Ecco che la storia di due ragazze immagine in un locale notturno si sussegue a quella di padre e figlia alle prese con una melanzana, che a sua volta lascia posto ad un pescatore d'anguille, poi ad uno studioso di Punteruolo Rosso, un insetto che sta distruggendo le palme italiane, poi ad un ricco Cavaliere che presta la sua villa come set per fotoromanzi e ad un infermiere sull'ambulanza in giro per l'autostrada a raccogliere le vittime della notte. 
Se il Neorealismo dell'Italia del dopoguerra aveva intenti polemici contro il regime politico ed economico dell'epoca, contro la guerra che aveva distrutto le città (infatti i film venivano girati in esterno in cui le rovine cittadine incorniciavano le storie dei loro protagonisti) e si impegnava a doumentare i cambiamenti nell'uomo e nel suo modo di agire e pensare, la voglia di riscatto, il desiderio di guardare al futuro, la frustrazione presente, qui in Sacro GRA non vediamo intenti chiaramente polemici contro l'Italia della crisi, sebbene abbia ritrovato spunti di riflessione interessanti nelle parole del pescatore d'anguille mentre legge un articolo sulla pesca ("Pensano di sapere tutto questi studiosi che non hanno mai pescato, nessuno ci chiede come stanno le cose a noi che un po' di esperienza ce l'abbiamo!") oppure in quelle dello studioso che conduce la sua battaglia personale contro il Punteruolo Rosso ("Sono una società organizzata e riusciremo a sconfiggerli solo quando saremo in grado di organizzarci bene come loro"). 
Ognuno conduce la sua vita attorno al Raccordo, svela i suoi pensieri in modo spontaneo ma guidato sempre dall'occhio vigile del regista. Forse per questa contraddizione tra la forma documentaristica in cui più comunemente annoveriamo Sacro GRA, libera per antonomasia da ogni imposizione registica, e l'effettiva presenza della direzione di Rosi dietro la telecamera, Pupi Avati (La seconda notte di nozze, Il figlio più piccolo) ha attaccato Sacro GRA come immeritevole del premio veneziano assegnato "a un documentario, antitesi di quello che dovrebbe essere quest'arte. Il Leone d'Oro è stato assegnato a un regista che non ha mai diretto un attore e questo denuncia ancora di più lo stato di crisi in cui versa la cinematografia italiana.".  

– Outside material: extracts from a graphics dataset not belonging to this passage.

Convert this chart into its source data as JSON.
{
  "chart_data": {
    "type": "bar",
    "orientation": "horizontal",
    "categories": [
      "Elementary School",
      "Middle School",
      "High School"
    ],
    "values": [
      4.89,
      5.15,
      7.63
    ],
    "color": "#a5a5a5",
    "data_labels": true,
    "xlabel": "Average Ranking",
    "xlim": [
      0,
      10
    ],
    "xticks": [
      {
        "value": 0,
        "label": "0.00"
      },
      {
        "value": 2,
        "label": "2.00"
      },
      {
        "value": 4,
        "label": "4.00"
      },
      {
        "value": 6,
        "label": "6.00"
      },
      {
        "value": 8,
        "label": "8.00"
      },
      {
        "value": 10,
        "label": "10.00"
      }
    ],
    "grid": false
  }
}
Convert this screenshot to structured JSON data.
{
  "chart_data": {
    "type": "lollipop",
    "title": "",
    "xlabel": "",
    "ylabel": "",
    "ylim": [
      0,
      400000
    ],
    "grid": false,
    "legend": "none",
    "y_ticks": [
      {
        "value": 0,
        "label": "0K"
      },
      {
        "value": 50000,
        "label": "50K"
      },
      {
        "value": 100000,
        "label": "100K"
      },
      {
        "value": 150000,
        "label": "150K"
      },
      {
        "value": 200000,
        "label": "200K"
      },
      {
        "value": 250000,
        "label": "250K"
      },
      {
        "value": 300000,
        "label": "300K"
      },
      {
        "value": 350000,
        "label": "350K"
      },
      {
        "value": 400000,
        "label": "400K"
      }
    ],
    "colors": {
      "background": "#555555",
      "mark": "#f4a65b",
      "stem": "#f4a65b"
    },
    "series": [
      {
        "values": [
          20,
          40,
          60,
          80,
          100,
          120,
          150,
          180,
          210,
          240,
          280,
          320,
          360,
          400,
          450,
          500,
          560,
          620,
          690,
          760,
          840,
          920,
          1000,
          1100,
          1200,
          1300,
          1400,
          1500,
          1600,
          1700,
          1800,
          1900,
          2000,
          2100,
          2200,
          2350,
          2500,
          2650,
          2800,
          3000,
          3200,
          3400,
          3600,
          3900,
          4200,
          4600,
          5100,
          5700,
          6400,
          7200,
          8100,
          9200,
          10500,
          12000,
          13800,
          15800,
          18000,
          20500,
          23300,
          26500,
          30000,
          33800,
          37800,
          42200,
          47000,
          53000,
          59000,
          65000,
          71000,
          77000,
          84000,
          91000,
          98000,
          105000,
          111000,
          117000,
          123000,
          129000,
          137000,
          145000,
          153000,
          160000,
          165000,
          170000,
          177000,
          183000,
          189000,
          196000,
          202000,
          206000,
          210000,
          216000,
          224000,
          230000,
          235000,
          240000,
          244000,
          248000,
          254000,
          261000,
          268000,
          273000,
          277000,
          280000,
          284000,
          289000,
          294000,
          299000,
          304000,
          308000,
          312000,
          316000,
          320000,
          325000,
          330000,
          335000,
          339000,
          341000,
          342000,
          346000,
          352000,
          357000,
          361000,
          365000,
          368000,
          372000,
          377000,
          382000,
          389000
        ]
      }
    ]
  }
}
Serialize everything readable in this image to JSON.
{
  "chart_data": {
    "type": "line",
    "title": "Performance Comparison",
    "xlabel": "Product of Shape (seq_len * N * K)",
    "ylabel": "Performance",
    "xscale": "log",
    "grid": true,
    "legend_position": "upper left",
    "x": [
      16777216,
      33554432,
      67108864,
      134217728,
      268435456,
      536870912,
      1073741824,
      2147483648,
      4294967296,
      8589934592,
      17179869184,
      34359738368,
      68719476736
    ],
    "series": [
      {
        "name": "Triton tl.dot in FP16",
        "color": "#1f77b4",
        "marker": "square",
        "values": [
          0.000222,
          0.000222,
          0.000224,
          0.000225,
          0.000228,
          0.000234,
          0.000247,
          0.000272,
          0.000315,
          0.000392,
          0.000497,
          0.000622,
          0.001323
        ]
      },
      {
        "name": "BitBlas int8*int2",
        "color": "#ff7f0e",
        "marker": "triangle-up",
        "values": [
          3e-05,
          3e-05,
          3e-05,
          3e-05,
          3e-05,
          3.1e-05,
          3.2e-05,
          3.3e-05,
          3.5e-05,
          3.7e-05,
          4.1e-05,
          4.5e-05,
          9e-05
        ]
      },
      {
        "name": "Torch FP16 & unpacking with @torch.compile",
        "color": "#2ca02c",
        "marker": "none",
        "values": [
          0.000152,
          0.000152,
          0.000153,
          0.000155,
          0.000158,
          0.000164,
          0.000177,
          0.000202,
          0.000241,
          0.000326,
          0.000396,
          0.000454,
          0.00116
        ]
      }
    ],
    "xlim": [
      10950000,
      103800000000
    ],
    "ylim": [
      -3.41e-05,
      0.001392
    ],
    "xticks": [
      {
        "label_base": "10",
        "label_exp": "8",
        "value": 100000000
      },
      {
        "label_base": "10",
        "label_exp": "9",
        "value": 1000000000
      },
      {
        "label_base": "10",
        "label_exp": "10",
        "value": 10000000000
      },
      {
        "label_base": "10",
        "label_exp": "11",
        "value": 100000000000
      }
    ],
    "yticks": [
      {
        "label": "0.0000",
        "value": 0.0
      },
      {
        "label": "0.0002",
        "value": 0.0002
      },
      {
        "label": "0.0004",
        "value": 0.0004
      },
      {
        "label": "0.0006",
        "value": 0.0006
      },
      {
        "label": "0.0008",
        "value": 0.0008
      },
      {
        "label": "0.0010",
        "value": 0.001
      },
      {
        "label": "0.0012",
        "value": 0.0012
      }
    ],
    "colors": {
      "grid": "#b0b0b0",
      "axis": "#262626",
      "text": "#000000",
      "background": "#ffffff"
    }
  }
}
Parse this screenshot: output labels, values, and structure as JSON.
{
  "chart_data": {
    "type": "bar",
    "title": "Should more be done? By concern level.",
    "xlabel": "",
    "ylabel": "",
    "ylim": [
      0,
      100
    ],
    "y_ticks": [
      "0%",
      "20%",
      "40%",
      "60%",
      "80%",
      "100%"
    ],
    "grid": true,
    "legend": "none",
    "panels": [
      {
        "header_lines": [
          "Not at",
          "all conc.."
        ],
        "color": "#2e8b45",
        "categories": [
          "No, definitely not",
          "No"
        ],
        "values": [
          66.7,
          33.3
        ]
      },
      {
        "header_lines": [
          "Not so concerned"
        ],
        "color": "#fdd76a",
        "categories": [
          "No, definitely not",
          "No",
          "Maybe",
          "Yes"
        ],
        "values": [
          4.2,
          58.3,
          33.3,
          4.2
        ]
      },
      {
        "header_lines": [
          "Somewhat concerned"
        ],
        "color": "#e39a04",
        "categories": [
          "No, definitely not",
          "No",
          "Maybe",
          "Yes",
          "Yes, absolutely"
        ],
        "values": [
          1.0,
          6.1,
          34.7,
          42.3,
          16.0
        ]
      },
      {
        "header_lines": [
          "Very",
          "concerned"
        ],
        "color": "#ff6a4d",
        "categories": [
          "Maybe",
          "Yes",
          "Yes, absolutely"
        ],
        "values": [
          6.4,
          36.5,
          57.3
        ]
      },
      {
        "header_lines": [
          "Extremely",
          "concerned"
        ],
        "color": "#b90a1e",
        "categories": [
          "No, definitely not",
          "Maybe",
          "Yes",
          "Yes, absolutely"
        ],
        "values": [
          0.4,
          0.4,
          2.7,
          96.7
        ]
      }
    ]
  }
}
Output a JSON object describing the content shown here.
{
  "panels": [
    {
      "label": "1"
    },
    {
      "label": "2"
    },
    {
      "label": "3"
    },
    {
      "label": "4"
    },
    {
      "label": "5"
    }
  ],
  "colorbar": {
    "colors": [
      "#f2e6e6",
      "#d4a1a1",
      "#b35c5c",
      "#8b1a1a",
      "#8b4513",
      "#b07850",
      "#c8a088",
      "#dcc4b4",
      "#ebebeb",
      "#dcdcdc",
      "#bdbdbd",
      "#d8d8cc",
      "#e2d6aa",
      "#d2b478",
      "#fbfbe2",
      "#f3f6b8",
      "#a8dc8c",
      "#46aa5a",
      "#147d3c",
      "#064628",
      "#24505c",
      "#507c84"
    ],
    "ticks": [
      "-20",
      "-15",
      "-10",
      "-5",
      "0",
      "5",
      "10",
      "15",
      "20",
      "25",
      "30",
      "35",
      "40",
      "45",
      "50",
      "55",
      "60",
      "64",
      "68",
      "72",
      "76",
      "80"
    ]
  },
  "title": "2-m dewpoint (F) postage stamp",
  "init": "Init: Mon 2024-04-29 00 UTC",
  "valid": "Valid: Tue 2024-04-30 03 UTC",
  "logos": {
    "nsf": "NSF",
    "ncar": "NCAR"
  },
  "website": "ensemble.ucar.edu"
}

Di certo si tratta di una Roma diversa da quella de La grande bellezza di Paolo Sorrentino; se quest'ultimo è riuscito a descrivere abilmente l'apertura della città al mondo, una Roma che chiede di essere vissuta in pieno a discapito del lento ritmo con cui i pensieri dei suoi protagonisti vanno maturando, Rosi preferisce descrivere un paesaggio bucolico, chiuso, impenetrabile, in cui i protagonisti vivono i loro pensieri senza entrare a contatto con altri diversi, quasi come in una novella Aci Trezza verghiana. 
Si tratta sempre di Roma, ma in entrambi i casi siamo noi a dovere decidere da quale punto di vista ci sentiamo più rappresentati. Il gregge di ritorno al pascolo all'imbrunire alla fine del film conferisce anularità e maggiore senso di chiusura rispetto ad un piccolo mondo che rimarrà per sempre isolato.